Identity in .NET 4.5–Part 3: (Breaking) changes
- by Your DisplayName here!
I recently started porting a private build of Thinktecture.IdentityModel to
.NET 4.5 and noticed a number of changes. The good news is that I can delete large
parts of my library because many features are now in the box. Along the way I found
some other nice additions.
ClaimsIdentity now has methods to query the claims collection, e.g. HasClaim(), FindFirst(), FindAll().
ClaimsPrincipal has those methods as well. But they work across all contained
identities. Nice!
ClaimsPrincipal.Current retrieves the ClaimsPrincipal from Thread.CurrentPrincipal.
Combined with the above changes, no casting necessary anymore.
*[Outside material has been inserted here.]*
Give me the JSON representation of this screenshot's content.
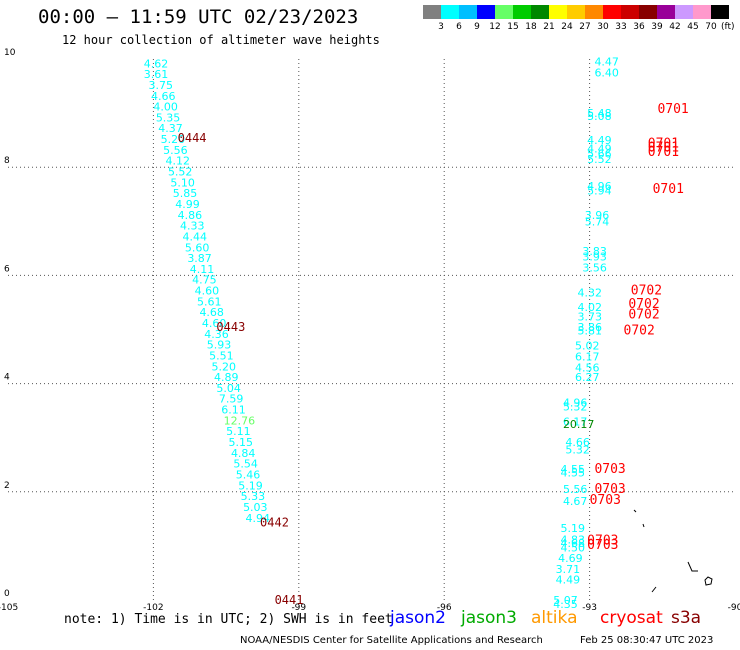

SecurityTokenHandler now has read and write methods that work directly with
strings. This makes it much easier to deal with non-XML tokens like SWT or JWT.
A new session security token handler that uses the ASP.NET machine key to protect
the cookie. This makes it easier to get started in web farm scenarios.
No need for a custom service host factory or the federation behavior anymore. WCF
can be switched into “WIF mode” with the useIdentityConfiguration switch
(odd name though).
Tooling has become better and the new test STS makes it very easy to get started.
On the other hand – and that was kind of expected – to bring claims into the core
framework, there are also some breaking changes for WIF code. If you want to migrate
(and I would recommend that), most changes to your code are mechanical. The following
is a brain dump of the changes I encountered.
Assembly Microsoft.IdentityModel is gone. The new functionality is now in mscorlib, System.IdentityModel(.Services) and System.ServiceModel.
All the namespaces have changed as well.
No IClaimsPrincipal and IClaimsIdentity anymore.
Configuration section has been split into <system.identityModel /> and <system.identityModel.services
/>.
WCF configuration story has changed as well.
Claim.ClaimType is now Claim.Type.
ClaimCollection is now IEnumerable<Claim>.
IsSessionMode is now IsReferenceMode.
Bootstrap token handling is different now.
ClaimsPrincipalHttpModule is gone. This is not really needed anymore, apart
from maybe claims transformation (see here).
Various factory methods on ClaimsPrincipal are gone (e.g. ClaimsPrincipal.CreateFromIdentity()).
SecurityTokenHandler.ValidateToken now returns a ReadOnlyCollection<ClaimsIdentity>.
Some lower level helper classes are gone or internal now (e.g. KeyGenerator).
The WCF WS-Trust bindings are gone. I think this is a pity. They were *really* useful
when doing work with WSTrustChannelFactory.
Since WIF is part of the Windows operating system and also supported in future versions
of .NET, there is no urgent need to migrate to the 4.5 claims model. But obviously,
going forward, at some point you want to make the move.